LIMITATION OF LIABILITY
Under no circumstances shall CC be liable for loss of the buyer’s profit or for any consequential or indirect damages, and under no circumstances shall CC be liable for any claim in excess of the purchase price of the goods.
BUYER’S WARRANTY AND INDEMNITY
The buyer warrants in our favour that any drawing, design, specification or description provided by the buyer to CC and in accordance with which any order is executed by CC shall not infringe the rights of any third party under any trademark, trade name, copyright, design or patent. The buyer hereby indemnifies CC and holds CC harmless against all actions, claims or damages and penalties arising out of any breach by the buyer of the aforesaid warranty.
Should the buyer amend or alter an order in any way, including the specifications of the order, CC shall be entitled to charge the client/ buyer for all costs incurred up to the stage of amendment of the order.
RISK AND OWNERSHIP
The risk in the goods shall pass to the client/ buyer on delivery to him, but ownership shall not pass to the client/ buyer until the full purchase price has been paid.
The client/ buyer shall provide CC with all the technical information, specifications and correct Gerber data and or correct customer supplied product. CC will ensure that contract review is performed on each enquiry and order, but it is the client’s responsibility to ensure that information supplied is correct. CC will not be held liable for faults arising out of incorrect specifications and/ or customer supplied product.
If the buyer fails to pay CC on the due date any sum owing by the buyer to CC, or commit a breach of any obligation owed to CC hereunder, or commit an act of insolvency, or if an application for the provisional or final liquidation or judicial management of the buyer or for the provisional or final sequestration or surrender of the estate by the buyer, is commenced, or if the buyer effects or attempts to effect a compromise with the buyer’s creditors or if CC at any time otherwise have cause to be dissatisfied with the buyer’s financial position, CC may, without prejudice to any other rights hereunder or under statute or common law either suspend further deliveries of goods sold by CC hereunder, require payment in advance for all or any such deliveries, or terminate any sale then subsisting between CC and the buyer forthwith by written notice to the buyer. CC shall also have the right to demand and enforce immediate payment for deliveries of goods already made, notwithstanding any earlier agreement for credit.
No variation or addition to these terms and conditions shall be binding to CC unless it is in writing and signed by the Senior Management at CC.

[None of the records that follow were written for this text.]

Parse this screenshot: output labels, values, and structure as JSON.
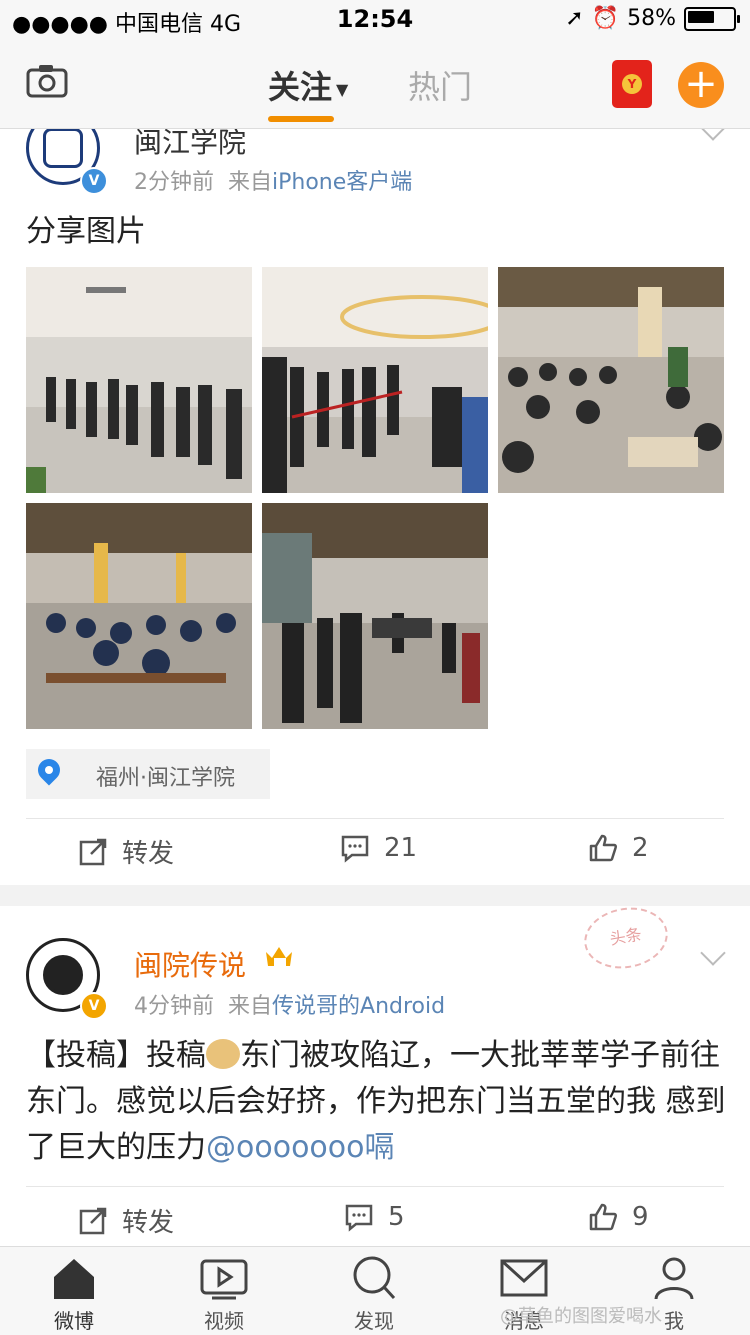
{
  "status_bar": {
    "carrier": "●●●●● 中国电信  4G",
    "time": "12:54",
    "battery": "58%"
  },
  "nav": {
    "tab_follow": "关注",
    "tab_hot": "热门",
    "redpacket_icon": "red-envelope-icon",
    "camera_icon": "camera-icon",
    "plus_icon": "plus-icon"
  },
  "post1": {
    "username": "闽江学院",
    "time": "2分钟前",
    "from_prefix": "来自",
    "source": "iPhone客户端",
    "text": "分享图片",
    "photos": [
      {
        "label": "photo-1"
      },
      {
        "label": "photo-2"
      },
      {
        "label": "photo-3"
      },
      {
        "label": "photo-4"
      },
      {
        "label": "photo-5"
      }
    ],
    "location": "福州·闽江学院",
    "actions": {
      "repost": "转发",
      "comments": "21",
      "likes": "2"
    }
  },
  "post2": {
    "username": "闽院传说",
    "time": "4分钟前",
    "from_prefix": "来自",
    "source": "传说哥的Android",
    "stamp": "头条",
    "text_part1": "【投稿】投稿",
    "text_part2": "东门被攻陷辽，一大批莘莘学子前往东门。感觉以后会好挤，作为把东门当五堂的我 感到了巨大的压力",
    "mention": "@ooooooo嗝",
    "actions": {
      "repost": "转发",
      "comments": "5",
      "likes": "9"
    }
  },
  "tabbar": {
    "items": [
      {
        "label": "微博",
        "icon": "home-icon"
      },
      {
        "label": "视频",
        "icon": "video-icon"
      },
      {
        "label": "发现",
        "icon": "search-icon"
      },
      {
        "label": "消息",
        "icon": "mail-icon"
      },
      {
        "label": "我",
        "icon": "profile-icon"
      }
    ]
  },
  "watermark": "@草鱼的图图爱喝水",
  "colors": {
    "accent": "#f18e00",
    "link": "#5b85b5",
    "verified_blue": "#3d8fdb",
    "verified_gold": "#f3a500"
  }
}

In the event that CC has to utilise the services of attorneys for the collection of any monies due or the return of any goods to CC by the buyer, or for any other reason arising out of these terms and conditions, then the buyer shall be liable for and herewith agrees to pay all CC’s costs so incurred by CC to the attorney including all collection commission.
As domicilium citandi and executandi for all purposes of the order, PSD selects it’s place of business situated at 19 Pieter Street, Highveld Technopark, Centurion 0157 and the buyer selects as its place of business the address as indicated on the order.
The buyer consents to the jurisdiction of the Magistrates Court in the event of any legal proceedings arising from the order.